Data Science and Bioinformatics

David W. Craig, Ph.D
Professor of Translational Genomics
Co-Director, Institute for Translational Genomics

“By developing new tools for integrative analysis of genomic, epigenetic, proteomic, and clinical data and assimilating them into the clinic, we can enhance treatment decisions and make a real impact on the future of medicine.”

David W. Craig, Ph.D.
Co-Director, Institute of Translational Genomics

Empowering through genomics and bioinformatics

Advancing precision medicine means building and creating the informatics systems to gather, integrate, and analyze patient data at massive scales, across multiple dimensions and time points in decision making, for clinical value and utility. The scale of data our scientists sift through on each patient is massive and requires integration of bioinformatics, statistics, genetics, epidemiology, clinical medicine and public and global health reports. Working with David W. Craig, Enrique I. Velazquez-Villarreal, M.D., Ph.D., M.P.H., M.S., is integrating clinical and genomic data from a variety of technologies to assemble a more complete reference library in hopes of developing machine-learning tools that more rapidly help physicians access the critical decision-making datapoints they need.

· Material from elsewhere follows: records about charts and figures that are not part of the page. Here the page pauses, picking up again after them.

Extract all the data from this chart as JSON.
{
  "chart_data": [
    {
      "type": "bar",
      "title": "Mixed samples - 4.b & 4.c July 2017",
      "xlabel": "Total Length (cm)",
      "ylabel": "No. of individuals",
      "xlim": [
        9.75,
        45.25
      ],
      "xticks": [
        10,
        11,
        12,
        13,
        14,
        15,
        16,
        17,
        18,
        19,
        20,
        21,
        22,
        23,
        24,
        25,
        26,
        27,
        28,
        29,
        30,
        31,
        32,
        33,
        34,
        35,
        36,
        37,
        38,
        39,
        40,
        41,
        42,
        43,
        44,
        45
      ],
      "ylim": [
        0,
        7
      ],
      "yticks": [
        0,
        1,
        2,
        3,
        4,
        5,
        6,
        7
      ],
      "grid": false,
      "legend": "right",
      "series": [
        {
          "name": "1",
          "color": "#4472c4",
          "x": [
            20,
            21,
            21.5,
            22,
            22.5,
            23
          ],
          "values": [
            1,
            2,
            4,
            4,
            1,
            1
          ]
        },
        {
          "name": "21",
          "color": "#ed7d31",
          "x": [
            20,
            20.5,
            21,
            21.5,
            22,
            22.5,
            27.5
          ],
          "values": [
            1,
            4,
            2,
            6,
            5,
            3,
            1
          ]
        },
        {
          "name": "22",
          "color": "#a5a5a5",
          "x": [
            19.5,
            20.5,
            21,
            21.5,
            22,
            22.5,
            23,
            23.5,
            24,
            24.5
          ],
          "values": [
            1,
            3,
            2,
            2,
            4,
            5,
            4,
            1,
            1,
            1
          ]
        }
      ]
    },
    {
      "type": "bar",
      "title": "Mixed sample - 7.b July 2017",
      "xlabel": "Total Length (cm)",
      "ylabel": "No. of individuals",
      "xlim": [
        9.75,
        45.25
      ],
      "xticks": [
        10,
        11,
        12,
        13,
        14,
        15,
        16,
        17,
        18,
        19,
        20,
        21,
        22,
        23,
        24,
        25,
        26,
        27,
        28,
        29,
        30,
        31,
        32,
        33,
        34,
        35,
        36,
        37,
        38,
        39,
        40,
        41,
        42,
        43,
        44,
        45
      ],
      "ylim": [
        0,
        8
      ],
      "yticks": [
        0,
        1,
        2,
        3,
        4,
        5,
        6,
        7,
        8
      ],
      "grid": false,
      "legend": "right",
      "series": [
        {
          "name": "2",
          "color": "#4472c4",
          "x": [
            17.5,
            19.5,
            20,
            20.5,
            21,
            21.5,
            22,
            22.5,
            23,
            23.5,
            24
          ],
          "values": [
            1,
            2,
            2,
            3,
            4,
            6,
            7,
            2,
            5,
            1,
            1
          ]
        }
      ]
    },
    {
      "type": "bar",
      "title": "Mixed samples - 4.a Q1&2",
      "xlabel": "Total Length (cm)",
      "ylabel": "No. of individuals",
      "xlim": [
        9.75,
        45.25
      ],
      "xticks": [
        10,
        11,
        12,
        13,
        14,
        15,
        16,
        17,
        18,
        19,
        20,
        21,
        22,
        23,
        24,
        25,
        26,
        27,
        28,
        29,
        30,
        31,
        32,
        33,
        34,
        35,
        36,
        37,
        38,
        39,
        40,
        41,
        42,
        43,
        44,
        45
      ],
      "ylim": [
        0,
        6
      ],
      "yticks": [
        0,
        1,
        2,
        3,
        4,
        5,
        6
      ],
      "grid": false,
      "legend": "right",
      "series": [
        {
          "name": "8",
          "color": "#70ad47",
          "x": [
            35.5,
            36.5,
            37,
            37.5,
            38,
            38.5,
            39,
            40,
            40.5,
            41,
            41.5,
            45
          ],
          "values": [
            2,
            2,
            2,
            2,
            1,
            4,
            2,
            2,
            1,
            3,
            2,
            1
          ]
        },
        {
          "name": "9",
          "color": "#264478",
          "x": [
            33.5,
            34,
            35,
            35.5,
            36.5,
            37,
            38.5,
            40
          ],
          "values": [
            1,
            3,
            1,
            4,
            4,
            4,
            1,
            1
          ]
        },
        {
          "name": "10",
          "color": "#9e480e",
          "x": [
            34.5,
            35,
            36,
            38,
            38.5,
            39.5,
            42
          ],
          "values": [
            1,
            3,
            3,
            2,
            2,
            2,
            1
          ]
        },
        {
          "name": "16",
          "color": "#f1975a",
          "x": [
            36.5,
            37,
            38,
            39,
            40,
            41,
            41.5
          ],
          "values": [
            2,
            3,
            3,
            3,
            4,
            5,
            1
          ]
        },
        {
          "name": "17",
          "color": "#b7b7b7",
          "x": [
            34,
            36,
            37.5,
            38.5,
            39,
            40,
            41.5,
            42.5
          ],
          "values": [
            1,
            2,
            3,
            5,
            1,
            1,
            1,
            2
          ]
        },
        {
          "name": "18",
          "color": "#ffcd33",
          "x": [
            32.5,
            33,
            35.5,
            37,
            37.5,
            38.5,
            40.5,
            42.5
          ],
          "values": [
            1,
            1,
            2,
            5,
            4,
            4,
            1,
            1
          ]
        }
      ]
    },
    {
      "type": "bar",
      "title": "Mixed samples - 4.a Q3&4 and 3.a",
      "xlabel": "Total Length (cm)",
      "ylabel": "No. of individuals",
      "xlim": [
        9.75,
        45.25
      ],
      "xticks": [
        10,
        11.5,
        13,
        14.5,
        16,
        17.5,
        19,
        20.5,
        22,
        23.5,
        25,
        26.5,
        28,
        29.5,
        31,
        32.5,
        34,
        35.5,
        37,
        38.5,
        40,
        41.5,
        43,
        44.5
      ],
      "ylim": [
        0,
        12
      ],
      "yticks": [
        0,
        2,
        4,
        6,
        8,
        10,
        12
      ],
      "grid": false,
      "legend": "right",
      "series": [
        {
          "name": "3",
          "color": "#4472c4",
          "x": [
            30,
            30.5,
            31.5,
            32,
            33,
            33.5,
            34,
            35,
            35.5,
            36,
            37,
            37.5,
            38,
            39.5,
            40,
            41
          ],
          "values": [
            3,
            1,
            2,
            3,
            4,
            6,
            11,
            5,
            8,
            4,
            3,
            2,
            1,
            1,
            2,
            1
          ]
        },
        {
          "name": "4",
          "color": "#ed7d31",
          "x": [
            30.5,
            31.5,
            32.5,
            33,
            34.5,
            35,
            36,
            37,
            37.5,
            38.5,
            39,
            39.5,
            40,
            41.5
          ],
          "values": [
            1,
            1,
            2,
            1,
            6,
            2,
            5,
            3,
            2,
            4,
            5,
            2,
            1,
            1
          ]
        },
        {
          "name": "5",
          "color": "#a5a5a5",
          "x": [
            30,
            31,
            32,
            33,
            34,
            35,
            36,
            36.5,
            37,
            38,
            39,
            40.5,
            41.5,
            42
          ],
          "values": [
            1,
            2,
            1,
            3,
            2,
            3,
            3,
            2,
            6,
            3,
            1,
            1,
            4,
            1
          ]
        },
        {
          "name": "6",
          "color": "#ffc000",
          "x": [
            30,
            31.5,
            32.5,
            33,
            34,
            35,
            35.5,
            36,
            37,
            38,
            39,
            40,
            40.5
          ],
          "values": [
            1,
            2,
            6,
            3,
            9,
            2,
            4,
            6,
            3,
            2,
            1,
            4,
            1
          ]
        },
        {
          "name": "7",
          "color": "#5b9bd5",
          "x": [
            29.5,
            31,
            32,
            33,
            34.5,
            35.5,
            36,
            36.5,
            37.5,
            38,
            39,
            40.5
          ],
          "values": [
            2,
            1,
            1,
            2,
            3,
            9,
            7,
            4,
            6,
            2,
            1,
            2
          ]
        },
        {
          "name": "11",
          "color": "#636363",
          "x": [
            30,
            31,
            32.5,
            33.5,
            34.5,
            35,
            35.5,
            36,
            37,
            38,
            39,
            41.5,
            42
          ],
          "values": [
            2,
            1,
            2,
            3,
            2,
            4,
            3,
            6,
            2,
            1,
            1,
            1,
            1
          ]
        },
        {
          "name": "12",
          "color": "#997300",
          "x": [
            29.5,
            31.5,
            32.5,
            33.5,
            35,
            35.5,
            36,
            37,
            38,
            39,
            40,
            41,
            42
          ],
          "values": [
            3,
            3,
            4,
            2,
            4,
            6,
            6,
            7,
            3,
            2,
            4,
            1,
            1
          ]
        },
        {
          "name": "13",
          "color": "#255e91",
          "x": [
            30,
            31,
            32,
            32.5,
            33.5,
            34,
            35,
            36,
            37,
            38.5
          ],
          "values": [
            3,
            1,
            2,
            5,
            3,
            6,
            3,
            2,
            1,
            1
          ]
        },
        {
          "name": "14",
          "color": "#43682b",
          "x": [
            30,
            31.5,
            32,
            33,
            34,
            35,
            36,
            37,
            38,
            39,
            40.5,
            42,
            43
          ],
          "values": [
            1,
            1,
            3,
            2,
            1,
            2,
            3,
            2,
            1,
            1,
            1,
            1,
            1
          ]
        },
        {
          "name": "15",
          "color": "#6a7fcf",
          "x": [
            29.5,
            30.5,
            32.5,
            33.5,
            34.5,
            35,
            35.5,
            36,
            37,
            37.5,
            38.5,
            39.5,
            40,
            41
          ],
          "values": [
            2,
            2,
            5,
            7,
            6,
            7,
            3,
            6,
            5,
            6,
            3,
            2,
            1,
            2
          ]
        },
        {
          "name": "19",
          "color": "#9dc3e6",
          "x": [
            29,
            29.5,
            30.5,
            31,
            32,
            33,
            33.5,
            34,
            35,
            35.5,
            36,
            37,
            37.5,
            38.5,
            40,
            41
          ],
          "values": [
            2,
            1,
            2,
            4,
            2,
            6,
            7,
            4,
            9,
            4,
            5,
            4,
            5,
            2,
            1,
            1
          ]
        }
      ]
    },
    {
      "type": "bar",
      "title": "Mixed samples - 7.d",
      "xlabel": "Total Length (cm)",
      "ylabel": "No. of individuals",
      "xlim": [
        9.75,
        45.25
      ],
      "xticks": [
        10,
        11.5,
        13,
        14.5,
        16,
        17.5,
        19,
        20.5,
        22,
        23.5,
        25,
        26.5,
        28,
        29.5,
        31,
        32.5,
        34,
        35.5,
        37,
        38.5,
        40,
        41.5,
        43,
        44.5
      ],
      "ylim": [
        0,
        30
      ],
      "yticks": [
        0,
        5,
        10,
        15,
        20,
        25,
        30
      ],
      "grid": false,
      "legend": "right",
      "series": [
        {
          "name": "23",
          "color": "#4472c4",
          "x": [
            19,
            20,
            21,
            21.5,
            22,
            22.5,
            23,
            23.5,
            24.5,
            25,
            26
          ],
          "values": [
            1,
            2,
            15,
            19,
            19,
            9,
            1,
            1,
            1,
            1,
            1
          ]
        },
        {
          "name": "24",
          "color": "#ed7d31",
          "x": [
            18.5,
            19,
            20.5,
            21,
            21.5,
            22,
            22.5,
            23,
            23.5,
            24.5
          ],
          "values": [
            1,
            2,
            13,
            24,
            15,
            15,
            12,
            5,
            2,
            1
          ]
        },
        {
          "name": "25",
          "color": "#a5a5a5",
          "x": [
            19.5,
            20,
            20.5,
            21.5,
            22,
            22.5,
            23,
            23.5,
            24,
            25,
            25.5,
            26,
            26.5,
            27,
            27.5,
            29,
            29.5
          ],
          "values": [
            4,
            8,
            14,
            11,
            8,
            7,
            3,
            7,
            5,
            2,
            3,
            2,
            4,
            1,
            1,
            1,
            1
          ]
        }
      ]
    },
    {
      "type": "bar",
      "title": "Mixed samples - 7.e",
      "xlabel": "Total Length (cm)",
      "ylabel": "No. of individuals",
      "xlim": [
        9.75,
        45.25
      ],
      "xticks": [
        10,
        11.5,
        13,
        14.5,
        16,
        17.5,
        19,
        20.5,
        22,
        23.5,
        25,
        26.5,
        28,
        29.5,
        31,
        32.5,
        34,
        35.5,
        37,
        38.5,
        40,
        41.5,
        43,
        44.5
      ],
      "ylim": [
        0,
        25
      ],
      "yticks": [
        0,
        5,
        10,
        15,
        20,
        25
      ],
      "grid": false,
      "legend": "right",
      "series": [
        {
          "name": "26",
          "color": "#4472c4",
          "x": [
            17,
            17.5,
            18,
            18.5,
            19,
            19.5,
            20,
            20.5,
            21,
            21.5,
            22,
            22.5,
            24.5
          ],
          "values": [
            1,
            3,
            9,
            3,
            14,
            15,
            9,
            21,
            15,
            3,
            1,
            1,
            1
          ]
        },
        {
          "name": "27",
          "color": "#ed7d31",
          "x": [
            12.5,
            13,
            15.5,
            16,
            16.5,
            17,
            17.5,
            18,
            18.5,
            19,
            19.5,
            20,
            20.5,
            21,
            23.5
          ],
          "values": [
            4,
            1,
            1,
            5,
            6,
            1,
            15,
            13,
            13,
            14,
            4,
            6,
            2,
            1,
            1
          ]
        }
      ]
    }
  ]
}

Master of Science in Translational Biomedical Informatics

This program will take scientists’ knowledge of bioinformatics to the next level, enabling them to analyze, apply, and integrate the latest data tools in the laboratory. They will be able to extract information to better understand biomedical problems, and to design experiments to address those problems. In preparation for a spectrum of careers that span from research to the clinic, students will understand their critical role in working with data under a bevy of regulatory bodies. Graduates of the two-year program will be well suited to work as applied bioinformaticians within academic and clinical research laboratories, pharmaceutical companies, and biotechnology companies.

computers

High Performance Computing. USC's Institute of Translational Genomics is built as a hybrid with both dedicated local computing and fast connectivity to access on demand cloud computing both through Amazon and Google Cloud Services. A High-Performance Computing cluster is located at the USC ITS colocation facility consisting of approximately 800 cores on 50 nodes, with 600 Terabytes of storage, backed up through a automated pipeline for 3 year storage at Amazon Glacial.

Picture1

USC's Institute of Translational Genomics has end-to-end integration of the specimens and analysis sequencing genomcs. The system allows complete transparency of quality control metrics to informaticians, lab technicians, and collaborators. In practice, the bioinformatics pipeline is monitored and maintained through both queuing systems and through a NoSQL database layer that extracts key metrics (such as reads, Q30’s, etc.), and joins them with laboratory variables (such as operator, concentrations).  Additionally, access to raw data is available via real-time allowing all sites full access to data in a structured secure framework.